I felt Quinn’s hard stare aimed at my back. “Just an idea.” I touched the wrapped chicken sandwiches. Instead of rock hard, the buns felt soggy.
“People die from eating at salad bars.”
“Aren’t fresh vegetables good for us?”
“Not if they’re packed with E. coli.” Quinn held up a tray with a couple of corndogs that were cracked from spending hours under a heat lamp.

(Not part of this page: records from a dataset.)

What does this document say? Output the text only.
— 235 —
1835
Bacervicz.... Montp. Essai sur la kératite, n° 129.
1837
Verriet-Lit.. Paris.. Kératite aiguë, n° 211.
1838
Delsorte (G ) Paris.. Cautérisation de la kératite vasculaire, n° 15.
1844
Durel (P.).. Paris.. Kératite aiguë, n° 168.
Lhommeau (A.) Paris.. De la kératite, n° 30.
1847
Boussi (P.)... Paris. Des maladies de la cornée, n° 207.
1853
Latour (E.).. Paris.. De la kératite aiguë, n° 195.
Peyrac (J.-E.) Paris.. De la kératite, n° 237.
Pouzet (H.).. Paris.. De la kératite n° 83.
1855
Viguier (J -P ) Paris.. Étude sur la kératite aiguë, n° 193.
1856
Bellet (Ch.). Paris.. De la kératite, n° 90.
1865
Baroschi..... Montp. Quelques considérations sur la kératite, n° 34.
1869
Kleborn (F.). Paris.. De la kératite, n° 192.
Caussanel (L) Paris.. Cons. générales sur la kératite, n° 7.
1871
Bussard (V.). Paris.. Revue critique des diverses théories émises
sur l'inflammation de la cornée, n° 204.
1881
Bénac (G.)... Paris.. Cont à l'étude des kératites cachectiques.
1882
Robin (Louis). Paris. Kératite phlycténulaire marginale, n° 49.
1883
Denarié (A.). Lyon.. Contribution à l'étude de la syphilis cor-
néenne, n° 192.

Taken as a whole, a questionable meat substance wrapped in dried-out corn bread was the best option.
“Works for me,” I said, snagging a few packets of ketchup before paying for our just-edible lunch. After we’d selected a table, I squeezed my ketchup into a blob on the tray. “So I’ve been waiting for you to bring it up, but since you don’t seem in a hurry to . . . what’s the latest Justin news?”
Her failure to make eye contact alerted me something had happened. “We went to that basketball game.”
The noise my corndog made when I dropped it sounded like it was made of wood. “When?”
Quinn shifted. “Last night.”
My mouth fell open as I lowered my head toward hers. “And you were going to tell me about this when?”
Quinn swirled her corndog into her mustard. “There’s nothing to tell. He got some tickets, asked if I wanted to go, we went, that’s all.”
My fingers rolled across the table. “That’s all all?”
“I don’t speak Ms. Romance.”
A sigh escaped me. “No long stares, no arms draped over shoulders?” The corners of my eyes creased. “No good night kiss?”
“No. Definitely no.” Quinn gave me a look that suggested she was offended by my question.